「由々しき事態だと思う」。フリーアナウンサーの夏目三久さんが2019年7月24日朝放送の報道番組「あさチャン!」(TBS系)で、参議院議員選挙の10代の低投票率をめぐって、闇営業に端を発する吉本興業の問題に割く時間の長さに触れながら、「報道の在り方」に苦言を呈した。
連日報じられる吉本の問題。番組ではこの日も、所属タレントの加藤浩次さんが大﨑洋会長に体制変更を求め、退社覚悟で直談判したことを繰り返し報道した。夏目アナの発言はその中で飛び出した。
「私もこの後スタッフとしっかり話していきたい」
番組が始まって1時間半が経った朝7時すぎ、夏目アナは自らにも言い聞かせるように口を開いた。
「この問題については吉本興業内部、加藤さんと会社の問題ですから、私たちが何かを言及するというのは少しお門違いなような気がしますが」
それでも「スポーツ新聞で今朝、いろいろと言及されていましたので、そちらをご紹介したいと思います」として、スポーツ紙各紙の記事を取り上げながら解説。だがその後、ギャラ配分の低さなどについての所属芸人のコメントをまとめたVTR明け、夏目アナはもう一度自戒を込めるように発言した。
「そもそも検証すべきは吉本興業と反社会的勢力とのつながり、芸人さんと反社会的勢力とのつながりで、これについて検証がなされるべきだと思うのですが、私たちは今日、長い時間を使って芸人さんと吉本興業の労働環境についてお伝えしてきましたが、これについてさまざまなご意見があると思いますし、批判もあると思います」
一呼吸置き、わずかに首をかしげる仕草を見せると突如、22日に投開票された参院選を引き合いに出した。
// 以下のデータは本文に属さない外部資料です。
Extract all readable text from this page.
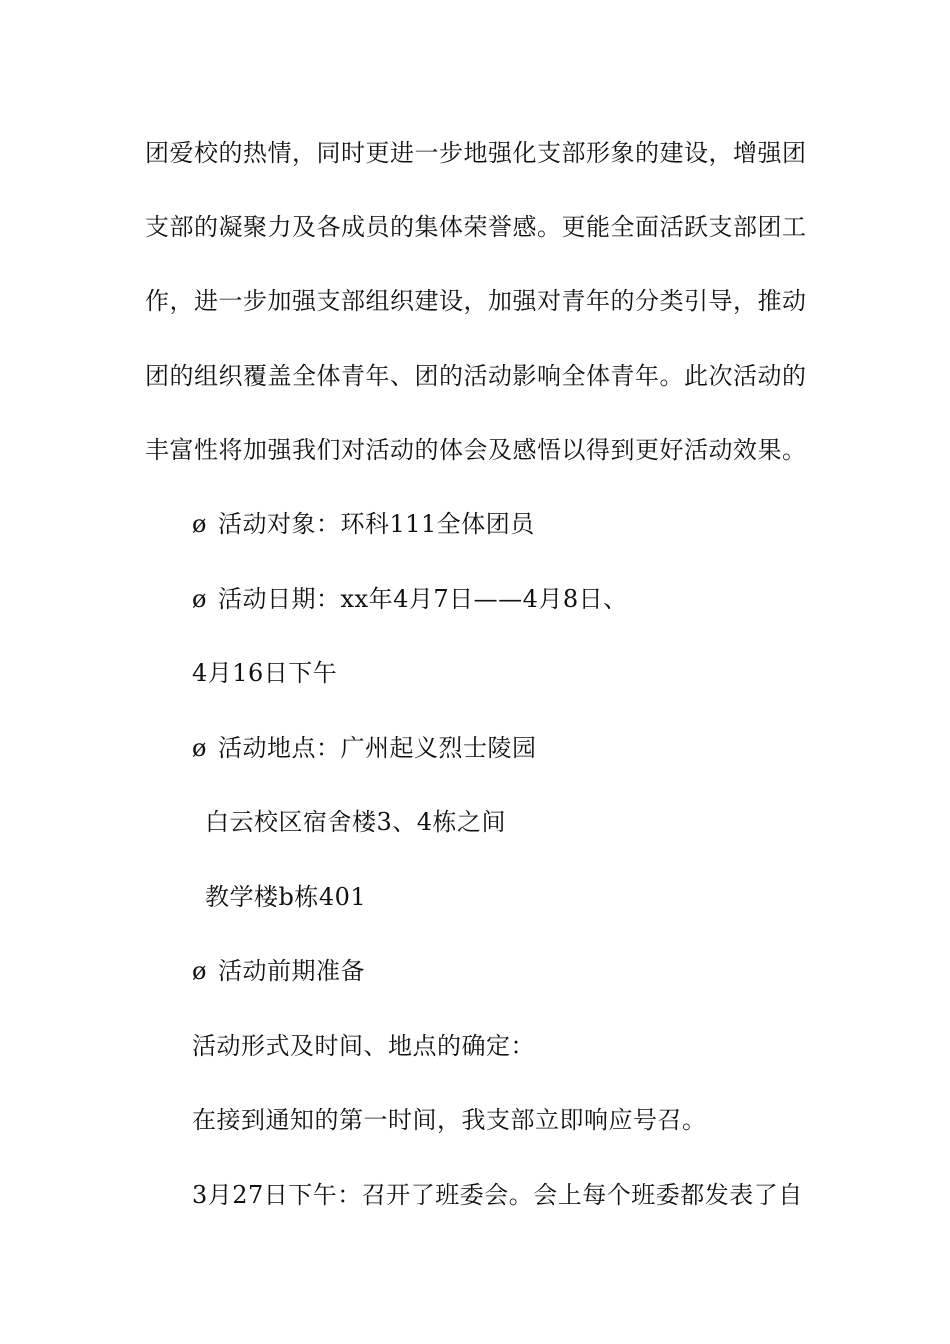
团爱校的热情，同时更进一步地强化支部形象的建设，增强团
支部的凝聚力及各成员的集体荣誉感。更能全面活跃支部团工
作，进一步加强支部组织建设，加强对青年的分类引导，推动
团的组织覆盖全体青年、团的活动影响全体青年。此次活动的
丰富性将加强我们对活动的体会及感悟以得到更好活动效果。
ø 活动对象：环科111全体团员
ø 活动日期：xx年4月7日——4月8日、
4月16日下午
ø 活动地点：广州起义烈士陵园
白云校区宿舍楼3、4栋之间
教学楼b栋401
ø 活动前期准备
活动形式及时间、地点的确定：
在接到通知的第一时间，我支部立即响应号召。
3月27日下午：召开了班委会。会上每个班委都发表了自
「この吉本の問題をめぐっては、先週からお伝えしてきましたが、同時に参議院選挙が行われていて、参議院選挙の投票率が過去2番目に低かったということもありました。今日新たに分かったのは18~19歳の投票率が31%あまり。これは前回の参院選より14ポイントも低いということで、由々しき事態だと思うんですよね。日本の未来を背負う子どもたちが政治に関心を失っているというのは、大いに私たちの報道の仕方に問題があると思っていますし、私もこの後スタッフとしっかり話していきたいと思っています」
「報道の携わる人の小さな良心」
選挙権年齢が18歳に引き下げられてから初めての国政選挙となったのが16年参院選。総務省の発表によると、18~19歳の参院選投票率は16年が46.78%、19年(速報値)が31.33%だった。有権者全体の投票率も16年の54.70%から19年は48.80%に低下したが、下がり幅は10代のほうが大きい。
入江慎也さんが仲介役となって芸人らが反社会勢力に闇営業をしていた問題は収束の気配が見えず、参院選中も連日報道。多額のギャラを受け取っていた宮迫博之さんと田村亮さんが会見を開いて大きく注目されたのが投開票前日の20日で、投開票日の21日も関心は続いた。22日には吉本の岡本昭彦社長が5時間半にわたる会見を開いたことでやはり注目され、参院選の結果と並んで大々的に報道されている。
今回の参院選の投票率は全年齢で見ても1995年に次いで過去2番目の低さとなった。夏目アナの問題提起はツイッター上でも反響が相次ぎ、
「かなり覚悟を決めて話している」
「よく言った!支持します!」
「夏目アナ。私もそう思うよ!若者に選挙に興味を持てる報道を!」
「夏目三久アナ、吉本の騒動に選挙の話が隠れてるのを心苦しく思うこと、そっちのが大事だと思う気持ちを可能な範囲で一生懸命自分の言葉で話した印象。報道の携わる人の小さな良心。がんばって」
「夏目さんが静かに怒りながら『こんなことを長々放送している場合じゃない』旨のコメントしててうるっときてしまった......仕事に真摯なひとなんだなぁ...」
などといった声が寄せられている。一方で「勇気ある発言。よく言ったと思うけどその後も政治家のスキャンダル報じてたし、視聴率取ろうと煽るような内容ばかり。このままでは変わらんぜよ...」と冷静な反応もある。
参院選報道と吉本興業問題をめぐっては、平井卓也IT担当相(科学技術、クールジャパン、知的財産、宇宙政策)も言及したことを朝日新聞が23日に報じている。同日の閣議後会見で「(編注:選挙戦の)後半は京都(アニメーション)の火災や吉本興業に取られてしまって、(参院選の)テレビ報道が極端に少なかった」とし、自身の地元でも投票率が低かったことなどを引き合いに「投票率の低下に関しては、大変心配をしている」と述べたという。